Generation X and Generation Y
The way financial advisers communicate with Generation X and Generation Y needs to be different from how they relate to wealthier clients in or near retirement. Marketing to these generations successfully means speaking and engaging with them in a language and via technology they understand.
Ask yourself this critical question: how can I build an important connection to the next generation of my clients’ children?
Transformation of other industries
With the rise of Artificial Intelligence and automation, robo-advice will increasingly be the next logical step in the evolution of the advice your clients’ children seek. These Generation X and Generation Y clients have new thinking patterns, standards and expectations. They think about advice differently from previous generations and expect to interact with their adviser in a different way.
Technology is poised to change the nature and delivery of financial advice in some significant ways, much as it has transformed other industries such as tax preparation, taxi booking and accommodations, to mention just a few, it’s also possible to claim for R&D tax credits and there are services out there to help with that, for example see these R&D tax credit examples for more information.

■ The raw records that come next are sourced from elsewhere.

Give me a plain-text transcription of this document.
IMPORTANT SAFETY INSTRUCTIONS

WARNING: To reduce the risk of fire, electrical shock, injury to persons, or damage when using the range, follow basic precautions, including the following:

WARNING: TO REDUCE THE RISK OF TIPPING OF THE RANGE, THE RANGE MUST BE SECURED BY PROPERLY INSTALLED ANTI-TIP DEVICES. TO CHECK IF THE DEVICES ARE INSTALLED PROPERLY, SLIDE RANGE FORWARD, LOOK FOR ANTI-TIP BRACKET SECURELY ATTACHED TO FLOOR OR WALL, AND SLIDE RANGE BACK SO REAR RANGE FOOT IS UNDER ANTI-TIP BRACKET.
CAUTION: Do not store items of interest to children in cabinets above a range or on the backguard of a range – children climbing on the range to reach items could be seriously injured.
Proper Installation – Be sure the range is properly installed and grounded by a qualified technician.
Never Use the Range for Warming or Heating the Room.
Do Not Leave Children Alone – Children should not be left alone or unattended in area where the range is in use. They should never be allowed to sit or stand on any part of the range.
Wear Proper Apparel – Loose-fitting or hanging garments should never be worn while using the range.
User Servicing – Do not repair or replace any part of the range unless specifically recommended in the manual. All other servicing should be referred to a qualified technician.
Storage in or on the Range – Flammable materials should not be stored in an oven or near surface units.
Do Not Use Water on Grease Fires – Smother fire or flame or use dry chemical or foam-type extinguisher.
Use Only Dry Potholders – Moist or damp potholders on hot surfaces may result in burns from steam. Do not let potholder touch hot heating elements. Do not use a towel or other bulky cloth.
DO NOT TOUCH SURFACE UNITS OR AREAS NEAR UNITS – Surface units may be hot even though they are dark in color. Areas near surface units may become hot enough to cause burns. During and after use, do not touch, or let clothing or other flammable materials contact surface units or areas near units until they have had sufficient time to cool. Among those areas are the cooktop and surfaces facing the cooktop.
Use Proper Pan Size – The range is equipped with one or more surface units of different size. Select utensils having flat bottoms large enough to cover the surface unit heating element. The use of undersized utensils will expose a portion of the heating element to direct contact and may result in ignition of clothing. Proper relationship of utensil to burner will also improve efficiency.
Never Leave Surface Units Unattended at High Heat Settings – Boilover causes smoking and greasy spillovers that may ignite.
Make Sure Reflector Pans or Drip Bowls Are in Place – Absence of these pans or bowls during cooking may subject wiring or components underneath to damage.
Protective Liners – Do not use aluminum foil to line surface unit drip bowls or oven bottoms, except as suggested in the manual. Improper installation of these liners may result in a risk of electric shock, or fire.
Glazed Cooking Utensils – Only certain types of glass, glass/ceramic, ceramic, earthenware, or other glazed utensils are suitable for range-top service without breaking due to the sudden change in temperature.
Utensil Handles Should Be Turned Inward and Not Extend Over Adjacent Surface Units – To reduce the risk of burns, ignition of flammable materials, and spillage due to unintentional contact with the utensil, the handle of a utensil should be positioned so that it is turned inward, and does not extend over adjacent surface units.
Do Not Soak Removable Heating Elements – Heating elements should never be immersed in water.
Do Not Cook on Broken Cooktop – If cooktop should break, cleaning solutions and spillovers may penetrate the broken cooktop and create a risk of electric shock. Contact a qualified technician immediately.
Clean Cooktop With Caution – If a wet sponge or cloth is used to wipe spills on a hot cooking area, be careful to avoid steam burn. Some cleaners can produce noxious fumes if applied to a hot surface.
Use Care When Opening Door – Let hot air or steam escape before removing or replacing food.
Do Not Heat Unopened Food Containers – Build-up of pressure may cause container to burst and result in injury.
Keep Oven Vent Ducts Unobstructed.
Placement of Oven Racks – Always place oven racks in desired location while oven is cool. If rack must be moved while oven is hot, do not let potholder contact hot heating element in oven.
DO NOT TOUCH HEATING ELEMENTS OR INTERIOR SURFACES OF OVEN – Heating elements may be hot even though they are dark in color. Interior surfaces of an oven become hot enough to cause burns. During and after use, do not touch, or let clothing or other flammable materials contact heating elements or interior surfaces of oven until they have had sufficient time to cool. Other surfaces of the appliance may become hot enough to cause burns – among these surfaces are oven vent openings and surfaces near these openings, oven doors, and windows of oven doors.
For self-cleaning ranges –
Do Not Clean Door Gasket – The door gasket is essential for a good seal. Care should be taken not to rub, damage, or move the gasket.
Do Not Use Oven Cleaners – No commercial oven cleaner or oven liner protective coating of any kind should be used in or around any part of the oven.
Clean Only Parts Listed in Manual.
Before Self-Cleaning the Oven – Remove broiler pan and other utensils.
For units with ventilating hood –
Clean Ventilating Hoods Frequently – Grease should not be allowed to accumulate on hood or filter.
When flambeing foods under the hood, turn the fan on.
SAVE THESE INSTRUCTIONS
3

Leveraging client survey data
The reality is that the younger generation of clients are changing the way they obtain advice and how they discover products, thanks to these new technologies, innovative business models and disruptive brands. Whether we like it or not, robo-advisers are growing in popularity with these generations and have gained traction in the marketplace.
In the last five years, a number of robo-advisers have emerged. These firms are leveraging client survey data into complex algorithms that produce customised financial plans and asset allocations. They are also helping investors find relevant research within an ever-growing universe of studies, interviews and market commentaries.
Shift from human-based, person-to-person advice
Some firms have also pioneered tools and methodologies that generate real-time trade and investment recommendations tailored to individual investors’ history and preferences. Once the models and algorithms have been built and tested, investing and trading tools can be made available to clients with limited human intervention, emphasising the shift from human-based, person-to-person advice to science-based, model-driven advice and these tools can be found in sites like day-traders.net.
Paradoxically, many clients’ lives have become increasingly more complicated, and the investment environment has grown more uncertain, creating a need for more face-to-face advice, not less. For instance, as they try to achieve multiple goals (for example, sustaining a certain lifestyle, buying a second house, paying for children’s education, retiring with confidence and ease, funding rising healthcare cost of ageing parents, etc.), they will need personal advice on how to fund these multiple goals over time, how to make trade-offs between them, and how to use the full strength of their personal balance sheet and manage to the right mix of assets and liabilities over time.
Trends, challenges and opportunities
The traditional financial services industry model is acutely experiencing these trends, presenting many challenges – and opportunities – to a wide array of service providers, from firms with rich legacies to innovative new entrants who are out to change the very definition of the industry.
At Goldmine Media, we’ve seen a major shift to holistic, goals-based advice and measuring performance based on achieving clients’ goals within agreed time frames rather than beating market benchmarks. This has also broadened the range of advice financial advisers have been providing, from investment to wealth management, and escaping the commoditisation of investment advice.
Know what clients want and when
A 2019 wealth management survey from EY highlighted findings that clients are moving to capture better value. They see the highest overall value for financial advice during major life events and as their wealth and level of investment knowledge increases. They tend to value the different parts of the wealth management relationship fairly evenly across an array of dimensions, but there is nuance within demographic breakdowns of each dimension.
The wealthiest and youngest are least loyal
The research also showed there is significant movement of clients underway: one third of clients moved money in the last three years, and one third plan to move over the next three. With no one provider able to solve their varied needs, they are maintaining an average of five different types of provider relationships. They are moving to smaller, more nimble providers that can solve their unique needs – specifically independent advisers and FinTechs, who can offer more tailored solutions to meet individual needs.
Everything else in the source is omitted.